Evocative and graceful expression even in one's native tongue is an uncommon talent. When that skill extends to a second language, it is especially impressive. Recently a professor of English at the Charles Cook Theological School in Tempe, Carol Brookes, showed me a manuscript written by a Cook student who has since gone on to journalistic studies at the University of Oklahoma. In it the writer, a young Native American woman named Bernice Armstrong, undertook to convey her feelings for her childhood home on the Navajo Indian Reservation. Mrs. Armstrong has agreed to our publishing a portion of her essay about one of our state's most beautiful regions: "Facing the evening colors as they ripen in the western sky, I think the yellow seems dominant. My people use yellow to designate west. I stare into that vibrant yellow ness, and I remember the taste of yellow-gold corn pollen I shared and offered to the Sun as a child. I would walk barefoot after my grandfather through the tall rows of corn, their burnt-yellow heads teasing me about my smallness.

"I marvel at how our sacred corn pollen comes to my people from this plant whose life is embedded in the roots Mother Earth holds and nourishes.

"You, Mother Earth, are the most beautiful being I shall ever know. Even when I am far from home, I can see the familiar outline of our mountains. I can see the blood that has colored the rocks. This is where the yei, the giant, was slain by our heroes, the twin boys of Changing Woman. The majestic red is still splattered here and there; the cliffs hold this color locked in their soaring walls.

"Whenever I return, the spirits and essences of the Holy Ones beckon me; they embrace me and whisper to me in the sacred wind. The invisible, powerful unity of their force comes into my breath of life and welcomes me back.

"The Holy Ones came to this region from the womb of Mother Earth in stages. They shaped the soil into the four sacred mountains. The textures and the colors of the land were given form according to the whims and desires of the Holy Ones. But the gods of Wind, Time, Rain, Sky, and Father Sun added their touches to this timeless art. They shaded the colors deeper or lighter; they softened lines, wore down the shapes, cutting deep or building up.

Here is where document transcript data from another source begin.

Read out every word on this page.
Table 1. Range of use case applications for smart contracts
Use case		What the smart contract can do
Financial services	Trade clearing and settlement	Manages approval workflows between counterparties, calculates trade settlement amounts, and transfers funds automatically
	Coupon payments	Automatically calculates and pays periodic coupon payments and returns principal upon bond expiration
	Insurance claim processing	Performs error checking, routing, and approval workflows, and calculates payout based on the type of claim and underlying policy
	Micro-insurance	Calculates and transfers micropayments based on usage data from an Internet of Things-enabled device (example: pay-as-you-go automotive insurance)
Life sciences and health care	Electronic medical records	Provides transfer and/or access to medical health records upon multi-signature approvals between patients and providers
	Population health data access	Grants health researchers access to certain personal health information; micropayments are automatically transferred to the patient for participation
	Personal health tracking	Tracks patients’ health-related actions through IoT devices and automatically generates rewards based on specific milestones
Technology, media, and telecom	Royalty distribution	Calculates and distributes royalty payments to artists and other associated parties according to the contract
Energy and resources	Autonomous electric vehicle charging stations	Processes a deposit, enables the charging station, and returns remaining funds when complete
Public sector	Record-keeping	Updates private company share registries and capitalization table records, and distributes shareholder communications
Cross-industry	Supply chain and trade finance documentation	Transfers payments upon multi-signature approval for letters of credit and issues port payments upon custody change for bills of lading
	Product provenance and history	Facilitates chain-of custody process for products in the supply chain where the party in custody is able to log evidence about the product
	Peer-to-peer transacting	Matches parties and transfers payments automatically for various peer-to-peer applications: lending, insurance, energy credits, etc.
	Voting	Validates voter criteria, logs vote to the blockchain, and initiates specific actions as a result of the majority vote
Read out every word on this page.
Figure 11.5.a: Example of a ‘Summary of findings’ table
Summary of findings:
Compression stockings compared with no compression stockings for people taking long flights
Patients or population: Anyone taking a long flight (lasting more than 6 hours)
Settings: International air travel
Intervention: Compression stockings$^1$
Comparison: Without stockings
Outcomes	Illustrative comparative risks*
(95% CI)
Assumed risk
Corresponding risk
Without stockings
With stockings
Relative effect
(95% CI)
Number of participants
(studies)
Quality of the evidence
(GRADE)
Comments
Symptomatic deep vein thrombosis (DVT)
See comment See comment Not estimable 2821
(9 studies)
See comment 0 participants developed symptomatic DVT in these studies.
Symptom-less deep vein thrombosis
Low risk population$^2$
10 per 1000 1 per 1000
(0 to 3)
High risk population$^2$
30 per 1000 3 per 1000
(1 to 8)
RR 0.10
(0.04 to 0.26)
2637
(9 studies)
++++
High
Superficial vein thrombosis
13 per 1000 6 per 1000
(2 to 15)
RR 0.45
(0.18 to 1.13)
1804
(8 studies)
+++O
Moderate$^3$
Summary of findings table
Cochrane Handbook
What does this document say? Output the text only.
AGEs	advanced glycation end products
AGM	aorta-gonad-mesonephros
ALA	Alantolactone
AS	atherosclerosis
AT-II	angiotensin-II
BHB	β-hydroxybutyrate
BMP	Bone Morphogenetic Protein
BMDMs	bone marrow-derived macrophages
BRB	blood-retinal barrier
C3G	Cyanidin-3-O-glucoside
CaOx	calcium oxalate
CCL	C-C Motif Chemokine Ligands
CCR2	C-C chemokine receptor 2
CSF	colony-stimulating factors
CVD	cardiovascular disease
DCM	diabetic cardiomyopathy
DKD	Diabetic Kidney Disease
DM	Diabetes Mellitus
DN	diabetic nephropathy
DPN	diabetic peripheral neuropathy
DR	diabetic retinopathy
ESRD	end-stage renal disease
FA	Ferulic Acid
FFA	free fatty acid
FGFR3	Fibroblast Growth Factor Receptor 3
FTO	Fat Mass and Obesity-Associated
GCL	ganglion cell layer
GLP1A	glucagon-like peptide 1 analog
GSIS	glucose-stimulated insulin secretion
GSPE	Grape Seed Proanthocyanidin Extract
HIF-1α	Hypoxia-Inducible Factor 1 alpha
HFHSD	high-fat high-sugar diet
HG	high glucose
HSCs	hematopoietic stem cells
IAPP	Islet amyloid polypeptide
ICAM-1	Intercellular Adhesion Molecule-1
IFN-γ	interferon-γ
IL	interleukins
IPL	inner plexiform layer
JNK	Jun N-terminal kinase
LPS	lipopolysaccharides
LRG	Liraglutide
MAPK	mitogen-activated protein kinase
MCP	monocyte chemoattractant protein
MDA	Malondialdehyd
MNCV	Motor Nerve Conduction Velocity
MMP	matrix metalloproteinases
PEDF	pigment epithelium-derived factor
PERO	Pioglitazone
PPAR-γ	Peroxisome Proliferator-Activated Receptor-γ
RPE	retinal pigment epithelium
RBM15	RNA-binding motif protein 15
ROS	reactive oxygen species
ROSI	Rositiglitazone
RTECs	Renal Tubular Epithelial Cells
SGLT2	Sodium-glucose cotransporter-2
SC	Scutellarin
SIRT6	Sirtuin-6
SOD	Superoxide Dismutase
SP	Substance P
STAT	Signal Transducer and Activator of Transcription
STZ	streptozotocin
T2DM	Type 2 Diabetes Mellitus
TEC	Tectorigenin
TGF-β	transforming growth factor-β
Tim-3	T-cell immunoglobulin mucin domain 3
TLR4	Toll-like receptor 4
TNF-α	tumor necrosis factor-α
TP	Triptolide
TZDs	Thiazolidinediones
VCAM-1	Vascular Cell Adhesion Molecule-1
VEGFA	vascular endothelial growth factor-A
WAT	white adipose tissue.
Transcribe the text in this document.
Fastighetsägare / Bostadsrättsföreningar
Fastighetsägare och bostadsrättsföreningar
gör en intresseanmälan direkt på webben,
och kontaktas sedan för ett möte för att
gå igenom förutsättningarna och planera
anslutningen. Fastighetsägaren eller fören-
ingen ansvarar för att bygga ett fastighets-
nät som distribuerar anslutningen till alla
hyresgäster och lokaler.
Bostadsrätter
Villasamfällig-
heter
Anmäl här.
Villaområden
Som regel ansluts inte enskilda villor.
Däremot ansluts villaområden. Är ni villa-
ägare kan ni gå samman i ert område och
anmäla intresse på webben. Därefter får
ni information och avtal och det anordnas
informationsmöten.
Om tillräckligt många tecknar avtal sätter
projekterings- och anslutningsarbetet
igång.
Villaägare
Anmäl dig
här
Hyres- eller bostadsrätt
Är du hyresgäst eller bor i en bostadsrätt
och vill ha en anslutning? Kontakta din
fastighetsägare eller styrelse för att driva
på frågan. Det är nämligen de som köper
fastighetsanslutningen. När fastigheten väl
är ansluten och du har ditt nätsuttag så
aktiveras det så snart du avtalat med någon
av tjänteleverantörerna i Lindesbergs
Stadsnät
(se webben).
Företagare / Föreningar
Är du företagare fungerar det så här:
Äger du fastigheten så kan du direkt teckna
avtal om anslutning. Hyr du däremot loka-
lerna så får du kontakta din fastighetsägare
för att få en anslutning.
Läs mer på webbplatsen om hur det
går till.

"Changing Woman gave us our own form, our being as we are today. My people found themselves in this beautiful place. I found myself at my "life place," the homestead known to our family, our Red House clan, as Red Pointed Place-highest of all, closest to the sky. The warmest, liveliest red is captured in these rocks and sand. Different hues of red are caught all through the day and then let go again. At night the rocks sleep cloaked in darkness, yet reflect back the silver white of the vigilant Moon.

"Long ago, in my childhood, my grandparents used to send me out before dawn to greet the Sun when it rose. Chilled, I waited; at such times I saw the interplay of life and light between Mother Earth and Father Sun. The animals reveled and played. By their singing, winged creatures paid homage. Suddenly the cold was gone, and in that instant I saw my "life place" catch a fiery red with the first rays of the Sun.

"This rocky place overlooks our homes. From on top, one can glimpse glimpse the mountains sparkling with the sunshine, or watch the angry sandstorm over the canyon. One can see fluffy snow clouds hugging the high places, or cleansing rain bathing the plateaus and hills, or the soulfilling beauty of the setting sun in the yellow west.

"When I was young, I often sat there for a long time, there at the edge of my universe. Mother Earth and my people: together they painted my mind, molded my spirit, sculptured my heart, chiseled my character, hammered and tempered my strength."

"Then and now, in quietness, in deepest admiration and reverence, my eyes take in the living painting that the Holy Ones have created in this part of Mother Earth."

Our thanks to Bernice Armstrong for sharing her eloquence and insights with Arizona Highways readers.